If it hadn't been for our financial adviser, a mail-order catalogue company I once used, and our own parents, our mantelpiece would be bereft of seasonal greetings.

Perhaps our hi-tech friends have lost our address - electronic organisers are notoriously unreliable.

Or maybe we're about to be flooded by hand deliveries. The awful alternative, oh it makes me shudder to think, is that we have upset our chums and have been struck off their lists. And once you're off, you rarely get back on.

I've been racking my brain to remember who I may have inadvertently insulted during the past year.

I have occasionally mentioned friends in this column and, for some reason, they have been absolutely livid.

One hasn't yet forgiven me for describing her daughter's hands as chubby. My friend Lizzie is still cross that I didn't point out in a recent column that she had her singing fish years before the Prime Minister was given his.

At least these people have aired their grievances. What about the rest? I suspect my husband is partly to blame. He has been very rude to all the cat owners we know.

Sending each other cards is a funny old business anyway, don't you think? I start panicking at this time of year because it's taken as some measure of your popularity if every inch of your living room is covered in smiling Santas and Gary Larson cartoons.

But I do think it's a bit silly to give them to people I see every day - even though I still end up doing it. And as for those I don't see from one year to the next, but in whose cards I still write "must get together in the New year", well, it's just another seasonal lie. I'm sure some friendships probably work best as once-a-year communications.

Talking of which, we've got a few distant acquaintances who send us their annual personal Christmas newsletter with their card.

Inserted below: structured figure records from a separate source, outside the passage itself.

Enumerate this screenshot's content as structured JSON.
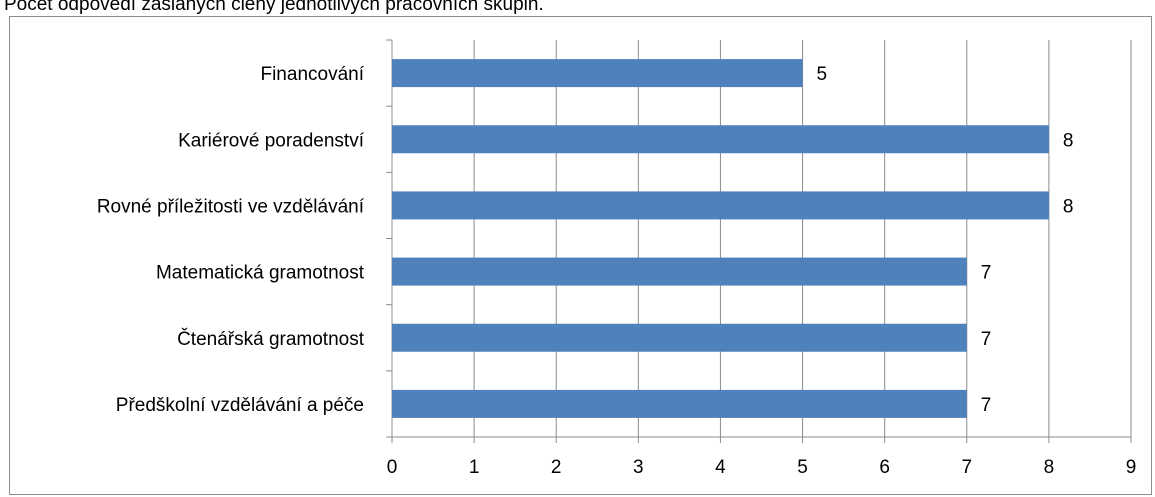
{
  "chart_data": {
    "type": "bar",
    "orientation": "horizontal",
    "title": "Počet odpovědí zaslaných členy jednotlivých pracovních skupin.",
    "categories": [
      "Financování",
      "Kariérové poradenství",
      "Rovné příležitosti ve vzdělávání",
      "Matematická gramotnost",
      "Čtenářská gramotnost",
      "Předškolní vzdělávání a péče"
    ],
    "values": [
      5,
      8,
      8,
      7,
      7,
      7
    ],
    "data_labels": [
      "5",
      "8",
      "8",
      "7",
      "7",
      "7"
    ],
    "xlim": [
      0,
      9
    ],
    "x_ticks": [
      "0",
      "1",
      "2",
      "3",
      "4",
      "5",
      "6",
      "7",
      "8",
      "9"
    ],
    "grid": true,
    "legend": "none",
    "colors": {
      "bar": "#4f81bd",
      "grid": "#8c8c8c",
      "axis": "#8c8c8c"
    }
  }
}
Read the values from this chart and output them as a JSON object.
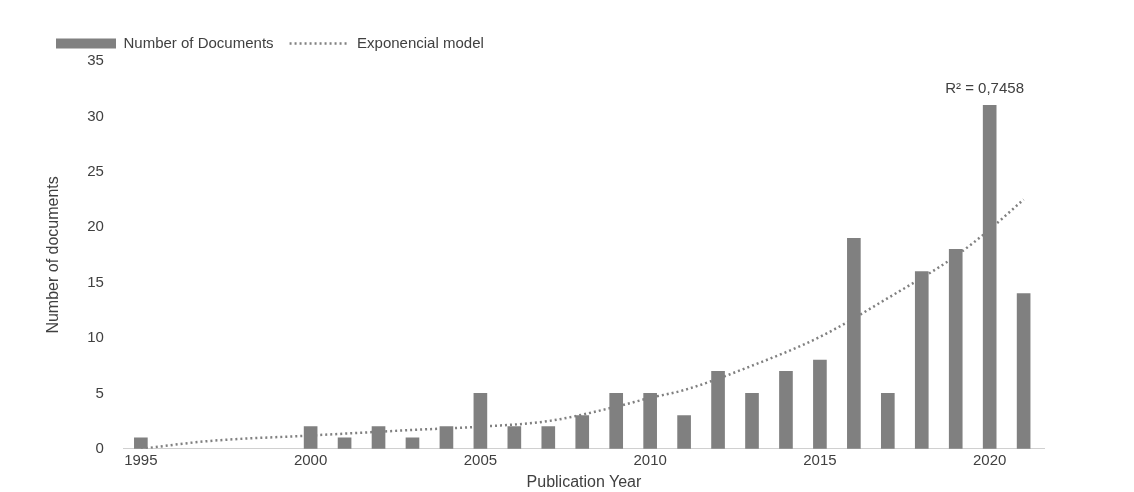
{
  "chart_data": {
    "type": "bar",
    "xlabel": "Publication Year",
    "ylabel": "Number of documents",
    "x": [
      1995,
      2000,
      2001,
      2002,
      2003,
      2004,
      2005,
      2006,
      2007,
      2008,
      2009,
      2010,
      2011,
      2012,
      2013,
      2014,
      2015,
      2016,
      2017,
      2018,
      2019,
      2020,
      2021
    ],
    "series": [
      {
        "name": "Number of Documents",
        "color": "#808080",
        "values": [
          1,
          2,
          1,
          2,
          1,
          2,
          5,
          2,
          2,
          3,
          5,
          5,
          3,
          7,
          5,
          7,
          8,
          19,
          5,
          16,
          18,
          31,
          14
        ]
      },
      {
        "name": "Exponencial model",
        "type": "line",
        "color": "#808080",
        "line_style": "dotted",
        "marker": "none",
        "x": [
          1995,
          1997,
          2000,
          2003,
          2005,
          2007,
          2009,
          2010,
          2011,
          2013,
          2015,
          2017,
          2019,
          2020,
          2021
        ],
        "values": [
          0,
          0.7,
          1.2,
          1.7,
          2.0,
          2.5,
          3.8,
          4.6,
          5.3,
          7.5,
          10.1,
          13.6,
          17.4,
          19.8,
          22.5
        ]
      }
    ],
    "xlim": [
      1994.5,
      2021.6
    ],
    "xticks": [
      1995,
      2000,
      2005,
      2010,
      2015,
      2020
    ],
    "ylim": [
      0,
      35
    ],
    "yticks": [
      0,
      5,
      10,
      15,
      20,
      25,
      30,
      35
    ],
    "annotations": [
      "R² = 0,7458"
    ],
    "grid": false,
    "legend": "top left"
  }
}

These are usually in the format of two typed pages of A4 paper and contain accounts of their recent expeditions up the Limpopo, the results of their Open University degree in organic physics and the fact that "baby number five is on its way". I find it slightly offensive. Have I got time to read all that? Why don't they phone up and ask me about my life?

I suppose we could get our own back and produce our own newsletter, but I wouldn't want to risk losing any more friends.

If the postman doesn't come laden with envelopes for us in the next few days, I shall be putting Plan B into action.

I dug out a few of last year's cards with the intention of giving them the Blue Peter treatment and turning them into gift tags.

But now I'm thinking of putting them up. I've convinced myself it's not a crime.